Angela Missoni, who is celebrating 20 years at the helm of her family’s business, said she and Mekas bonded two years ago when he did a show with a friend of hers in Italy. “It just so happened that we had many things in common. I love the positive views he has on life, always,” Angela Missoni told The Daily. “He was also a refugee like my father was a refugee. My father was born in Italy, but from a piece of Italy that Italy lost after WWII, which became a part of Yugoslavia. He was born in a city called Ragusa that then became called Dubrovnik. He was raised in Zara, which then became Zadar. Italy lost those territories so when my father came back after five years of prison, he no longer had a home. So he and his family had to build a new life. Both my father and Jonas Mekas had to create a new home.” Mekas, originally from Lithuania, was detained along with his brother at a concentration camp in Elmshorn Germany in 1944 for eight months before escaping and living in hiding on a farm for two months until the end of the war. They would eventually find refuge in the U.S. and settle in Williamsburg, Brooklyn.
“It was so incredible that he had the dream of the flower that he had 20 years ago and I love dreamers,” said Missoni. “I am also a dreamer.”
The inspiration for the exhibition was based on the below journal entry Mekas made on October 9, 1997 in which he recalled his dream:
“Last night I had an ecstatic dream.
Suddenly before my eyes appeared fields and fields of wild flowers. They were passing by my eyes. Field after field, the meadows full of flowers in the most exquisite colors: blue, yellow, red, purple and they were all so real. I could almost smell them, like in my childhood.

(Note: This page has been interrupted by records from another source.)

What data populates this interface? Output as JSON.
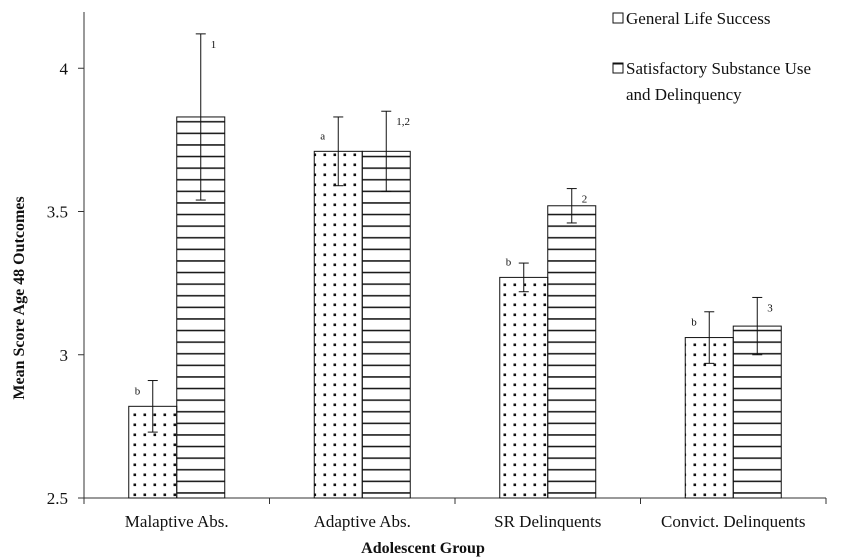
{
  "chart_data": {
    "type": "bar",
    "title": "",
    "xlabel": "Adolescent Group",
    "ylabel": "Mean Score Age 48 Outcomes",
    "ylim": [
      2.5,
      4.3
    ],
    "yticks": [
      "2.5",
      "3",
      "3.5",
      "4"
    ],
    "grid": false,
    "legend_position": "top-right",
    "categories": [
      "Malaptive Abs.",
      "Adaptive Abs.",
      "SR Delinquents",
      "Convict. Delinquents"
    ],
    "series": [
      {
        "name": "General Life Success",
        "pattern": "dots",
        "values": [
          2.82,
          3.71,
          3.27,
          3.06
        ],
        "error": [
          0.09,
          0.12,
          0.05,
          0.09
        ],
        "labels": [
          "b",
          "a",
          "b",
          "b"
        ]
      },
      {
        "name": "Satisfactory Substance Use and Delinquency",
        "legend_lines": [
          "Satisfactory Substance Use",
          "and Delinquency"
        ],
        "pattern": "horizontal-lines",
        "values": [
          3.83,
          3.71,
          3.52,
          3.1
        ],
        "error": [
          0.29,
          0.14,
          0.06,
          0.1
        ],
        "labels": [
          "1",
          "1,2",
          "2",
          "3"
        ]
      }
    ]
  },
  "colors": {
    "bar_fill": "#ffffff",
    "pattern": "#111111",
    "axis": "#333333"
  }
}
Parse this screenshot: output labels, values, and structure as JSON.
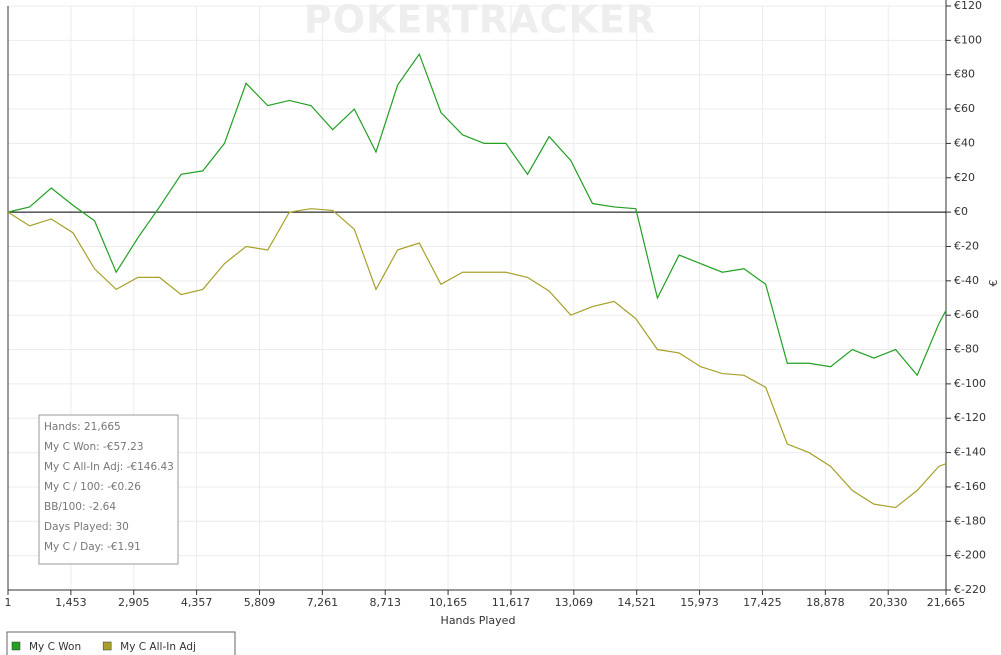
{
  "chart_data": {
    "type": "line",
    "watermark": "POKERTRACKER",
    "x_label": "Hands Played",
    "y_label": "€",
    "x": [
      1,
      500,
      1000,
      1500,
      2000,
      2500,
      3000,
      3500,
      4000,
      4500,
      5000,
      5500,
      6000,
      6500,
      7000,
      7500,
      8000,
      8500,
      9000,
      9500,
      10000,
      10500,
      11000,
      11500,
      12000,
      12500,
      13000,
      13500,
      14000,
      14500,
      15000,
      15500,
      16000,
      16500,
      17000,
      17500,
      18000,
      18500,
      19000,
      19500,
      20000,
      20500,
      21000,
      21500,
      21665
    ],
    "series": [
      {
        "name": "My C Won",
        "color": "#22a022",
        "values": [
          0,
          3,
          14,
          4,
          -5,
          -35,
          -15,
          3,
          22,
          24,
          40,
          75,
          62,
          65,
          62,
          48,
          60,
          35,
          74,
          92,
          58,
          45,
          40,
          40,
          22,
          44,
          30,
          5,
          3,
          2,
          -50,
          -25,
          -30,
          -35,
          -33,
          -42,
          -88,
          -88,
          -90,
          -80,
          -85,
          -80,
          -95,
          -65,
          -57.23
        ]
      },
      {
        "name": "My C All-In Adj",
        "color": "#a8a028",
        "values": [
          0,
          -8,
          -4,
          -12,
          -33,
          -45,
          -38,
          -38,
          -48,
          -45,
          -30,
          -20,
          -22,
          0,
          2,
          1,
          -10,
          -45,
          -22,
          -18,
          -42,
          -35,
          -35,
          -35,
          -38,
          -46,
          -60,
          -55,
          -52,
          -62,
          -80,
          -82,
          -90,
          -94,
          -95,
          -102,
          -135,
          -140,
          -148,
          -162,
          -170,
          -172,
          -162,
          -148,
          -146.43
        ]
      }
    ],
    "xlim": [
      1,
      21665
    ],
    "xticks": [
      1,
      {
        "value": 1453,
        "label": "1,453"
      },
      {
        "value": 2905,
        "label": "2,905"
      },
      {
        "value": 4357,
        "label": "4,357"
      },
      {
        "value": 5809,
        "label": "5,809"
      },
      {
        "value": 7261,
        "label": "7,261"
      },
      {
        "value": 8713,
        "label": "8,713"
      },
      {
        "value": 10165,
        "label": "10,165"
      },
      {
        "value": 11617,
        "label": "11,617"
      },
      {
        "value": 13069,
        "label": "13,069"
      },
      {
        "value": 14521,
        "label": "14,521"
      },
      {
        "value": 15973,
        "label": "15,973"
      },
      {
        "value": 17425,
        "label": "17,425"
      },
      {
        "value": 18878,
        "label": "18,878"
      },
      {
        "value": 20330,
        "label": "20,330"
      },
      {
        "value": 21665,
        "label": "21,665"
      }
    ],
    "ylim": [
      -220,
      120
    ],
    "yticks": [
      {
        "value": 120,
        "label": "€120"
      },
      {
        "value": 100,
        "label": "€100"
      },
      {
        "value": 80,
        "label": "€80"
      },
      {
        "value": 60,
        "label": "€60"
      },
      {
        "value": 40,
        "label": "€40"
      },
      {
        "value": 20,
        "label": "€20"
      },
      {
        "value": 0,
        "label": "€0"
      },
      {
        "value": -20,
        "label": "€-20"
      },
      {
        "value": -40,
        "label": "€-40"
      },
      {
        "value": -60,
        "label": "€-60"
      },
      {
        "value": -80,
        "label": "€-80"
      },
      {
        "value": -100,
        "label": "€-100"
      },
      {
        "value": -120,
        "label": "€-120"
      },
      {
        "value": -140,
        "label": "€-140"
      },
      {
        "value": -160,
        "label": "€-160"
      },
      {
        "value": -180,
        "label": "€-180"
      },
      {
        "value": -200,
        "label": "€-200"
      },
      {
        "value": -220,
        "label": "€-220"
      }
    ],
    "grid": true,
    "stats": [
      "Hands: 21,665",
      "My C Won: -€57.23",
      "My C All-In Adj: -€146.43",
      "My C / 100: -€0.26",
      "BB/100: -2.64",
      "Days Played: 30",
      "My C / Day: -€1.91"
    ]
  }
}
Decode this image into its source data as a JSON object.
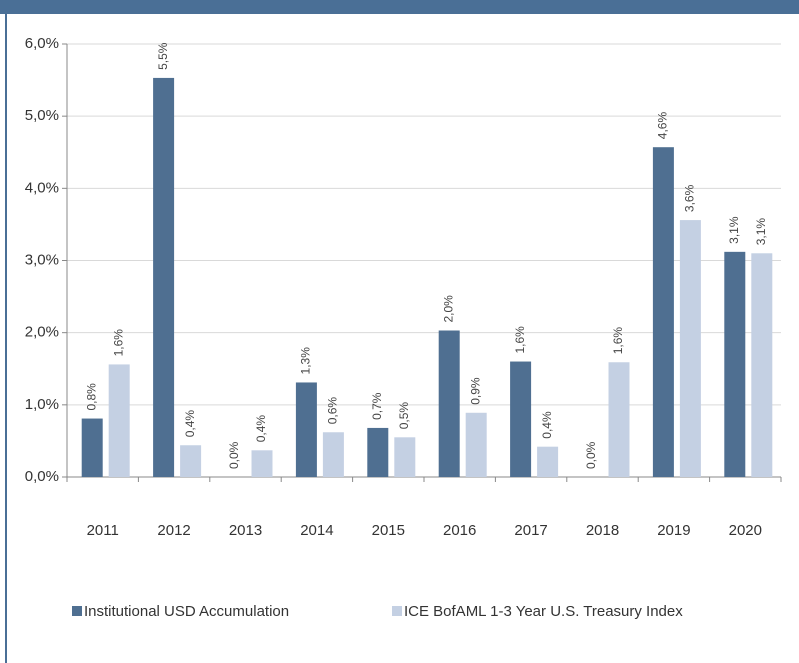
{
  "chart_data": {
    "type": "bar",
    "categories": [
      "2011",
      "2012",
      "2013",
      "2014",
      "2015",
      "2016",
      "2017",
      "2018",
      "2019",
      "2020"
    ],
    "series": [
      {
        "name": "Institutional USD Accumulation",
        "color": "#4f6f91",
        "values": [
          0.81,
          5.53,
          0.0,
          1.31,
          0.68,
          2.03,
          1.6,
          0.0,
          4.57,
          3.12
        ],
        "value_labels": [
          "0,8%",
          "5,5%",
          "0,0%",
          "1,3%",
          "0,7%",
          "2,0%",
          "1,6%",
          "0,0%",
          "4,6%",
          "3,1%"
        ]
      },
      {
        "name": "ICE BofAML 1-3 Year U.S. Treasury Index",
        "color": "#c4d0e3",
        "values": [
          1.56,
          0.44,
          0.37,
          0.62,
          0.55,
          0.89,
          0.42,
          1.59,
          3.56,
          3.1
        ],
        "value_labels": [
          "1,6%",
          "0,4%",
          "0,4%",
          "0,6%",
          "0,5%",
          "0,9%",
          "0,4%",
          "1,6%",
          "3,6%",
          "3,1%"
        ]
      }
    ],
    "ylim": [
      0,
      6
    ],
    "yticks": [
      {
        "value": 0,
        "label": "0,0%"
      },
      {
        "value": 1,
        "label": "1,0%"
      },
      {
        "value": 2,
        "label": "2,0%"
      },
      {
        "value": 3,
        "label": "3,0%"
      },
      {
        "value": 4,
        "label": "4,0%"
      },
      {
        "value": 5,
        "label": "5,0%"
      },
      {
        "value": 6,
        "label": "6,0%"
      }
    ],
    "grid": true,
    "legend": "bottom"
  }
}
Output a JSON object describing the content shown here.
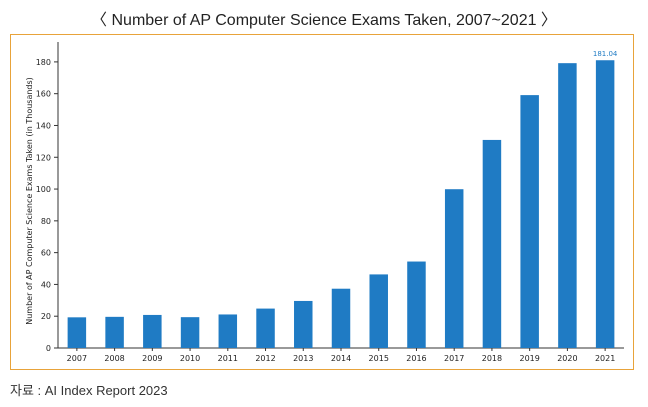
{
  "page": {
    "title": "〈 Number of AP Computer Science Exams Taken, 2007~2021 〉",
    "source": "자료 : AI Index Report 2023"
  },
  "colors": {
    "bar": "#1f7bc4",
    "frame": "#e8a33a",
    "label_accent": "#1f7bc4"
  },
  "chart_data": {
    "type": "bar",
    "title": "Number of AP Computer Science Exams Taken, 2007~2021",
    "categories": [
      "2007",
      "2008",
      "2009",
      "2010",
      "2011",
      "2012",
      "2013",
      "2014",
      "2015",
      "2016",
      "2017",
      "2018",
      "2019",
      "2020",
      "2021"
    ],
    "values": [
      19.3,
      19.6,
      20.8,
      19.4,
      21.1,
      24.8,
      29.6,
      37.3,
      46.3,
      54.4,
      99.9,
      130.9,
      159.1,
      179.2,
      181.04
    ],
    "data_labels": [
      null,
      null,
      null,
      null,
      null,
      null,
      null,
      null,
      null,
      null,
      null,
      null,
      null,
      null,
      "181.04"
    ],
    "ylabel": "Number of AP Computer Science Exams Taken (in Thousands)",
    "xlabel": "",
    "ylim": [
      0,
      190
    ],
    "yticks": [
      0,
      20,
      40,
      60,
      80,
      100,
      120,
      140,
      160,
      180
    ],
    "grid": false,
    "legend": "none"
  }
}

I told this dream to Auguste this morning. So he said, you know, this dream tells you that in your previous life you were a bee. Yes, I said, it must be so. I always liked flowers, I always gathered them as a child for the healing woman of my village. She trusted only me. I knew all the flowers of our village and the neighboring villages too. So you may be right. I always had a very personal relationship with flowers.”
From a man that has experienced so much, his enthusiasm, positivity, and sense of beauty was palpable both in person and in his work. Just the night before, Mekas was said to have run home to paint some floral canvases to complete the exhibit after feeling that something was missing. Those pieces are now displayed in glass cases in the center of the boutique. Missoni radiated a similar sense of passion about her work. “Everything has changed so fast over the last 20 years,” said Missoni. “So I’m kind of surprised that we can still be here and still be alive and still have something to say. I feel proud that we are still here and that Missoni is still in the family.”